Ao contrário, somente a força e a firmeza dos metalúrgicos em greve poderá fazer reverter a situação a seu favor. Quer essa firmeza se concretize em prolongar a greve, quer se consubstancie em conduzir a greve de forma a conseguir negociações que lhes sejam favoráveis, são os metalúrgicos, somente, os que têm em suas mãos a faculdade de obter a libertação de Lula e dos demais sindicalistas, e não devem nem abrir mão desse poder nem delegá-lo seja aos seus inimigos — os patrões e o Estado — seja a falsos aliados, mais preocupados em preservar a própria pele ou o próprio status do que em defender os interesses reais da classe operária.

A firmeza dos metalúrgicos depende prioritariamente deles mesmos, mas depende, embora secundariamente mas não irrelevantemente, da solidariedade dos demais trabalhadores e de todas as foças efetivamente democráticas e oposicionistas.

E é aí que podem e devem ressurgir, de forma oportuníssima e inadiável, as teses do II Congresso de Anistia: a imediata e total incorporação de todas as entidades de anistia ao trabalho de organização dessa solidariedade.

Em São Paulo e em outros locais isso já está se dando, mas é preciso que o movimento de solidariedade se alastre e intensifique.
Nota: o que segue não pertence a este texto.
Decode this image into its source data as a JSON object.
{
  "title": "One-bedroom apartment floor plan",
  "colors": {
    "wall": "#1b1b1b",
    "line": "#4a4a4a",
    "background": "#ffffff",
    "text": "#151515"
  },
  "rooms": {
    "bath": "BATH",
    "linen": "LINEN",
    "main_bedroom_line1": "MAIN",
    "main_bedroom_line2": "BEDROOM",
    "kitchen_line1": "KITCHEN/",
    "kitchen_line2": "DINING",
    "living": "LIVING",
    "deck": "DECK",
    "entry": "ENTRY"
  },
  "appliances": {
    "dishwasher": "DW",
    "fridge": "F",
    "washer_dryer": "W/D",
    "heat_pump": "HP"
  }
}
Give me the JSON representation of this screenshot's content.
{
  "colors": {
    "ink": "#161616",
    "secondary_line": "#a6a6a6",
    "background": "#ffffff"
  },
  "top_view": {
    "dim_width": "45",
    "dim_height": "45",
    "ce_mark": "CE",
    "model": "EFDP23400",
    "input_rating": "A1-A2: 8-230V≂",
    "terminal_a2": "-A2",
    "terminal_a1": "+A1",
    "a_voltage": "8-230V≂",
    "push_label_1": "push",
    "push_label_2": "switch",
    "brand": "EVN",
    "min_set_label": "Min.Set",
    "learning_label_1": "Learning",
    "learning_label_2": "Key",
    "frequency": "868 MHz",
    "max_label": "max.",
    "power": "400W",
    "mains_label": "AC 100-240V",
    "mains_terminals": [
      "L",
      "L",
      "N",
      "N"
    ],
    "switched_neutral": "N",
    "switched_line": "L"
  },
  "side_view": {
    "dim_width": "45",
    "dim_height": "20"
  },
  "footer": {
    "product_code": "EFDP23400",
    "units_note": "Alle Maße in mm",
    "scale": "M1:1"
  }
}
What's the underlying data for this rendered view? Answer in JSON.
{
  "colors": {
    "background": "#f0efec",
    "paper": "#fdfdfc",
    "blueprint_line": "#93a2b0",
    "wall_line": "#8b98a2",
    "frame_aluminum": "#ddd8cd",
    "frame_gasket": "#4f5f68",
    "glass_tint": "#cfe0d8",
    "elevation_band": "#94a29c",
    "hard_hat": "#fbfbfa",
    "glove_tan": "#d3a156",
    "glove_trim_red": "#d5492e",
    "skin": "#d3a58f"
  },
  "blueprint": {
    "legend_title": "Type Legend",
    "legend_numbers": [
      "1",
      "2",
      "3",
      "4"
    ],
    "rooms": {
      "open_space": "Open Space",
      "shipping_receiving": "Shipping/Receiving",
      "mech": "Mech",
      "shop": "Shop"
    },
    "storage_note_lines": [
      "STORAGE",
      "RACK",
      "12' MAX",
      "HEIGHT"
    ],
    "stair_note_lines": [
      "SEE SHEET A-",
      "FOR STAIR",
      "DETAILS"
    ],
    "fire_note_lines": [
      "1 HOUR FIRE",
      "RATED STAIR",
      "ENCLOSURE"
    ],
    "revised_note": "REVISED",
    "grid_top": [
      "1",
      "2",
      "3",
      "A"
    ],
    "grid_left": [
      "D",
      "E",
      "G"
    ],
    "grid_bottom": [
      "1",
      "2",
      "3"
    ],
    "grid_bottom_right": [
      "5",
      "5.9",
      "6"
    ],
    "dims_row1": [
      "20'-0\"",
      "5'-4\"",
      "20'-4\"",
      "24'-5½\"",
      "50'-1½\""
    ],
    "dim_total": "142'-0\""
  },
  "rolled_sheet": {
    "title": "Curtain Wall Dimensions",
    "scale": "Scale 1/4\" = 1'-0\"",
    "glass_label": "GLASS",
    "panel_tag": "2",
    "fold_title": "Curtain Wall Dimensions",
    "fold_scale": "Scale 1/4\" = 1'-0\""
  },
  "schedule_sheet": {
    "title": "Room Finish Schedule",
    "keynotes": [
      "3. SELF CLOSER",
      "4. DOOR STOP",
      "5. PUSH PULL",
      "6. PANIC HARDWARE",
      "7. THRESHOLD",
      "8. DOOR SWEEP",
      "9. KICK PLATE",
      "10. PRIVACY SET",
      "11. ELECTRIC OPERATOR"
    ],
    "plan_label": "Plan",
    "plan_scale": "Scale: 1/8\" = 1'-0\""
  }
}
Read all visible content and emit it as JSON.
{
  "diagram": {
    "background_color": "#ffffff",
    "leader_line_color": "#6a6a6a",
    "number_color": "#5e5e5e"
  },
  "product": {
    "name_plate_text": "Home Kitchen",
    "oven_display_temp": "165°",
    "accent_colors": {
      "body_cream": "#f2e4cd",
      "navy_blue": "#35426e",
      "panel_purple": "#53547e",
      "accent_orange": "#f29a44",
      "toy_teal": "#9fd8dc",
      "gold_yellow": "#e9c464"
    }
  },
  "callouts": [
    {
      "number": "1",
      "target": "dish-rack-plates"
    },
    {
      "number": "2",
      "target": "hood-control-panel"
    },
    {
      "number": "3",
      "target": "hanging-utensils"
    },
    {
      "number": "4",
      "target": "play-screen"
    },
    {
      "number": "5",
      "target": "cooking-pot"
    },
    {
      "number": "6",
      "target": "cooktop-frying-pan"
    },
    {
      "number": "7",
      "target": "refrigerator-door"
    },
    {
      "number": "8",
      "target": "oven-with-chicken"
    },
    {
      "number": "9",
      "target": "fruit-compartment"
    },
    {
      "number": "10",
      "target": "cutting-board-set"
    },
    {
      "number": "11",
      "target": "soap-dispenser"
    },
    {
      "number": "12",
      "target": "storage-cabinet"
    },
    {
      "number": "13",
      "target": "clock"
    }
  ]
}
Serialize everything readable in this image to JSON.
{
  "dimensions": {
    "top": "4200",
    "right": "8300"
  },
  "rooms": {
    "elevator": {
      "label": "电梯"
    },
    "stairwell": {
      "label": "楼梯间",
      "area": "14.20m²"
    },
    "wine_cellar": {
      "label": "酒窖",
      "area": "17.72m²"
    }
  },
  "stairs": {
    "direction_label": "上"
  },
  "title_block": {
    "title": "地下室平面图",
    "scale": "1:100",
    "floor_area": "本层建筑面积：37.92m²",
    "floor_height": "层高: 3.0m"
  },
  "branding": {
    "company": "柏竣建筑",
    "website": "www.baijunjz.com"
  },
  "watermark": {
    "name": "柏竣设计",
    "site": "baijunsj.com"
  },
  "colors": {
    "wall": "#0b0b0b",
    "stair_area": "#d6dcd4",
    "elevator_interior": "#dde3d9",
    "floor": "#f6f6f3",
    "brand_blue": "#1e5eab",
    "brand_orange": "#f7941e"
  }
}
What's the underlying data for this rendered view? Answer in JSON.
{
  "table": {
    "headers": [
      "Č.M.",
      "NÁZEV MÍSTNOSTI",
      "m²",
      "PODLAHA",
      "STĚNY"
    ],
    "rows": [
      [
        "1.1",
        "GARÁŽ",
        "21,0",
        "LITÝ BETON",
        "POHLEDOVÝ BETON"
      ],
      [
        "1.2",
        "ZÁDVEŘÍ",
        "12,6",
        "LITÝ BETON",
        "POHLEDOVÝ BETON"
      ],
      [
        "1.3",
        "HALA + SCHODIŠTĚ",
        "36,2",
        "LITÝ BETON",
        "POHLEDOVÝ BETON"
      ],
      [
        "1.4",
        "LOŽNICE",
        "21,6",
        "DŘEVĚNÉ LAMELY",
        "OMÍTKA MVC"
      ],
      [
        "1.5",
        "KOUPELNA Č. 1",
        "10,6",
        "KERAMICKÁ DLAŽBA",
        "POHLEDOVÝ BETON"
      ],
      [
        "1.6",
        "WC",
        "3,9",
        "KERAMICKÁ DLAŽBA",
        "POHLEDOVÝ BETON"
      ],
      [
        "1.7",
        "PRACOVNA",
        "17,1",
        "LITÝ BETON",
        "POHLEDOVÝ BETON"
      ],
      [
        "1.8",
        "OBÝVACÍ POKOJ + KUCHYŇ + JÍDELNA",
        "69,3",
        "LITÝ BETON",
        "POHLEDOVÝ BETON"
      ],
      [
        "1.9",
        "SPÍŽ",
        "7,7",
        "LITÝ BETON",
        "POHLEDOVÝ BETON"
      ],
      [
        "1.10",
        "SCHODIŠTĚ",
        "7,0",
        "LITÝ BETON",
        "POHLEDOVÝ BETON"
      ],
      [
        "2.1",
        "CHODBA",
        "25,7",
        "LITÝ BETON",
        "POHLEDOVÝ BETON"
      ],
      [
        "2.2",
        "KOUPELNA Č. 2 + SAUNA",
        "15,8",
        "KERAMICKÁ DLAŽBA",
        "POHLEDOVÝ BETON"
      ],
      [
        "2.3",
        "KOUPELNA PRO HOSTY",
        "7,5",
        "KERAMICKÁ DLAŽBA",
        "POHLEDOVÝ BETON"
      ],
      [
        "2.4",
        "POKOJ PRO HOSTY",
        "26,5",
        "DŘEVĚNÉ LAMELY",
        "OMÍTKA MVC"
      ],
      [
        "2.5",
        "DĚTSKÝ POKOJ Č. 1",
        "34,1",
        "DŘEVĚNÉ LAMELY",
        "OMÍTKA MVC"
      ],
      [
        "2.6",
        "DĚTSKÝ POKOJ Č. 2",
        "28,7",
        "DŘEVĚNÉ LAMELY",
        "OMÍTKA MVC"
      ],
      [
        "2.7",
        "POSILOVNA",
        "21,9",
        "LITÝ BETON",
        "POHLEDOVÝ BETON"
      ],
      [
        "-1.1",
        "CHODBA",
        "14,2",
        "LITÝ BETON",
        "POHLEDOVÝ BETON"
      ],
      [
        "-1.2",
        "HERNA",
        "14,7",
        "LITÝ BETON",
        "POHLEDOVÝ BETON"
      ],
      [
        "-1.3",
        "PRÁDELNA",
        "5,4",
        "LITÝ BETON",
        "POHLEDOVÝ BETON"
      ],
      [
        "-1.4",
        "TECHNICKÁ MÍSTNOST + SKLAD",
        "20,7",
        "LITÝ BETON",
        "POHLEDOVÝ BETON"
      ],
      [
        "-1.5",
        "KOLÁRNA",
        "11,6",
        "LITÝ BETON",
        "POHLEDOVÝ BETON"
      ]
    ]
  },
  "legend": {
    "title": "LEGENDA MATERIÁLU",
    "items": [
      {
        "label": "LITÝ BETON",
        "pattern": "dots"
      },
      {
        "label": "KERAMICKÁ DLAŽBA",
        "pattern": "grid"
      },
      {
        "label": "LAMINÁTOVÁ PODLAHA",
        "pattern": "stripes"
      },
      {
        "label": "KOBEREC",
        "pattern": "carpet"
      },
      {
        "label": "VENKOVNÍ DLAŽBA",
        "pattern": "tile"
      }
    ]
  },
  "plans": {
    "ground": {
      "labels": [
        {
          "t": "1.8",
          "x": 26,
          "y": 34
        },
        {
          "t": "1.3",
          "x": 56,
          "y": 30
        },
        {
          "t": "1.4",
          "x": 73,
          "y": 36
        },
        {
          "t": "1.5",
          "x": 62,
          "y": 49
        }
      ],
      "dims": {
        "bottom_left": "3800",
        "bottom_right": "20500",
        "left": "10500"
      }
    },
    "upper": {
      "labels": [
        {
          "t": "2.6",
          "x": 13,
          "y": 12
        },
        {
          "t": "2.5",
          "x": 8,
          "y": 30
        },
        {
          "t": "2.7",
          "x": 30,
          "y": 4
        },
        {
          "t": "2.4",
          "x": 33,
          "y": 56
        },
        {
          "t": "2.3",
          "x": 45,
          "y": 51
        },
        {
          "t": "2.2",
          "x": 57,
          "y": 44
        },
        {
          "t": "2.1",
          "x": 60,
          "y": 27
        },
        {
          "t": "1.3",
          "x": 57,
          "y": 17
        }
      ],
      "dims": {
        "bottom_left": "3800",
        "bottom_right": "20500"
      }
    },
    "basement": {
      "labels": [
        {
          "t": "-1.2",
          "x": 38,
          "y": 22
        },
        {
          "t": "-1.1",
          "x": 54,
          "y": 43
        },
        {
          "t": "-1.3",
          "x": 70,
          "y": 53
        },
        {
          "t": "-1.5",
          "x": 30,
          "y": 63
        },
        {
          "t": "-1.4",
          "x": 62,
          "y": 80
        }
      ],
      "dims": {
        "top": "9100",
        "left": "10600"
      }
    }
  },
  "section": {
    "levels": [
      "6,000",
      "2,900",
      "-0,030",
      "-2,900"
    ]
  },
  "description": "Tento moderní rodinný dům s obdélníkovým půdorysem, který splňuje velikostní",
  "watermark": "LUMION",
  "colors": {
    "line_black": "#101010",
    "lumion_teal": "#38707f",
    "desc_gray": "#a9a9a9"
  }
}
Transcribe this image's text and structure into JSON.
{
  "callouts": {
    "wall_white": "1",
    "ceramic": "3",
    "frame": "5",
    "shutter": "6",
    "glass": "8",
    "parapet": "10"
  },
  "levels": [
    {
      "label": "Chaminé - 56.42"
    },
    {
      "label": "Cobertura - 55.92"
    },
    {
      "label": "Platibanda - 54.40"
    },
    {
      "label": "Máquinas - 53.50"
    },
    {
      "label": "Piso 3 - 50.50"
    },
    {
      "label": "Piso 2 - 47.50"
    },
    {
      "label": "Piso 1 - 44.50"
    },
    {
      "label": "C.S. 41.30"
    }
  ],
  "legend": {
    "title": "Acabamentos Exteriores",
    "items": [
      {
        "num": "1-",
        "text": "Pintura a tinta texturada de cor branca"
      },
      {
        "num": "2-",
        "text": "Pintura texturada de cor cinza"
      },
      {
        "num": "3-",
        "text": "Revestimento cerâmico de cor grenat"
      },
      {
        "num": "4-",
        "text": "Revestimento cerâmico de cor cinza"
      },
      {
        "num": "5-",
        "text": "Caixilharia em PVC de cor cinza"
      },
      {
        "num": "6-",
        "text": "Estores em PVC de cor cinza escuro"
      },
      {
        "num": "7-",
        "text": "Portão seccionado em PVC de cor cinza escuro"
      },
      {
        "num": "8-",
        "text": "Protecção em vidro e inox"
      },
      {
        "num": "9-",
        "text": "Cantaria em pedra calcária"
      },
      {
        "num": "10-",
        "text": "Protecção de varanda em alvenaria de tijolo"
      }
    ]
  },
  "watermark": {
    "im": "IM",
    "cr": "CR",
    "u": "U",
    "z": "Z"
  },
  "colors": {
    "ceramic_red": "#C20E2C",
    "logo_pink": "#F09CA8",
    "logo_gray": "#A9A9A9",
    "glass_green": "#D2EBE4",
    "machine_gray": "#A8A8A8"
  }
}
Ora reunindo-se a outros movimentos democráticos e a parlamentares de partidos de oposição, ora tomando a iniciativa nos locais e, nos casos em que a oposição é mais fraca, os Comitês Brasileiros de Anistia têm, agora, uma clara e urgente tarefa.

A solidariedade é um sentimento difuso, e, no caso presente, ela existe de forma evidente, entre as classes trabalhadoras, os setores populares, e entre as camadas mais proletarizadas das classes médias. A tarefa prioritária dos CBAs, em conjunto com outras entidades democráticas, é a de organizar essa solidariedade, ou seja, de transformá-la em apoio efetivo, que se dá em dois planos, o material e o político.

O primeiro se traduz em auxílio financeiro e em espécie, em assistência jurídica e médica a presos e vítimas da repressão policial, em divulgação e propaganda tanto dos fatos quanto das reivindicações dos grevistas. O segundo exprime-se pela organização ou pela participação em manifestações populares de pressão contra as autoridades, que vão desde a emissão de notas e manifestos até os comícios, atos públicos, passeatas, e, nos casos em que isso for possível, greves de apoio, mesmo que simbólicas e parciais.

Com a autoridade moral e política que já adquiriram no recentíssimo passado de lutas, e com a capacidade de trabalho e organização de que já deram cabais demonstrações, os CBAs, os MFPAs e as SD-DHs têm, novamente, a sua oportunidade de provar a atualidade e a permanência da palavra de ordem de anistia ampla, geral e irrestrita.